Prizes include mall gift cards, fitness center and skating rink passes, and sports equipment. Several of these items were donated by local businesses and community organizations who have responded enthusiastically to the project.
How do participating students know which foods fit which categories? During the planning phase, WKU dietetic students and faculty analyzed the menus of restaurants and identified the“Go” and “Slow” foods. An educational booklet was produced and distributed to students. Menu information was also included on the project’s website: www.smartbitesbg.com. But because many decisions are made at the point of purchase, the Smart Bites program also uses counter-top and table-top displays that list menu selections that fall into We Can!'s "Go" and "Slow" categories. Said Ashwill, “We opted to focus on what students should choose instead of what they shouldn’t, so we left off the 'Whoa' foods.”

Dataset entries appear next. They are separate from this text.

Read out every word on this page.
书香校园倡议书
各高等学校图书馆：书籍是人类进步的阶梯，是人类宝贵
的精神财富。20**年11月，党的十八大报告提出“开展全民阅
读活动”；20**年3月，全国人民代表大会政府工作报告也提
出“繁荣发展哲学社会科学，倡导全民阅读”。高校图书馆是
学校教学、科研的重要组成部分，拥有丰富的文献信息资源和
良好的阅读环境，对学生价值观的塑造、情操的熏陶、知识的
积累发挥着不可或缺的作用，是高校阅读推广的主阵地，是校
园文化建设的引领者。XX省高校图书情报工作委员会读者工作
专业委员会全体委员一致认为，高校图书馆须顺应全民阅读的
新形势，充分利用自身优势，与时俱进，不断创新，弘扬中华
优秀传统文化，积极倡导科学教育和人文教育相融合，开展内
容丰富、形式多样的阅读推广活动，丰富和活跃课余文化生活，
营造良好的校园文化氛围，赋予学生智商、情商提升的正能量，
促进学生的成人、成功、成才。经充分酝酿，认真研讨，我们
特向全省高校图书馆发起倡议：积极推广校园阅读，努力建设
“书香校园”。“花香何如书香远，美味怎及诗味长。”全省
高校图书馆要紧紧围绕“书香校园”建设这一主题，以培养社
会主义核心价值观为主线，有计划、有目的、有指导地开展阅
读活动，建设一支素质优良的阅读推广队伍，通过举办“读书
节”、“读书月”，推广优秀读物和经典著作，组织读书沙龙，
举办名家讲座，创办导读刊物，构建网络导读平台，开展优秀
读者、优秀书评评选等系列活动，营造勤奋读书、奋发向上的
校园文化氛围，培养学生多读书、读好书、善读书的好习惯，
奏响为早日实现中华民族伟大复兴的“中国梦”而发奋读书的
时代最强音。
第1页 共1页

The restaurants included in the booklet and website were identified through focus groups with students. Students were also instrumental in naming the card and in selecting the visuals that depict “Go” and “Slow” foods. “Go” foods are denoted through the use of a green thumbs up and “slow” food through a yellow sideways thumb.
An added benefit of the program is that the swipe-card technology allows Gardner and her colleagues to track the amount of “Go” and “Slow” food being purchased by participating students. In the first month alone, there were more than 3,000 card swipes.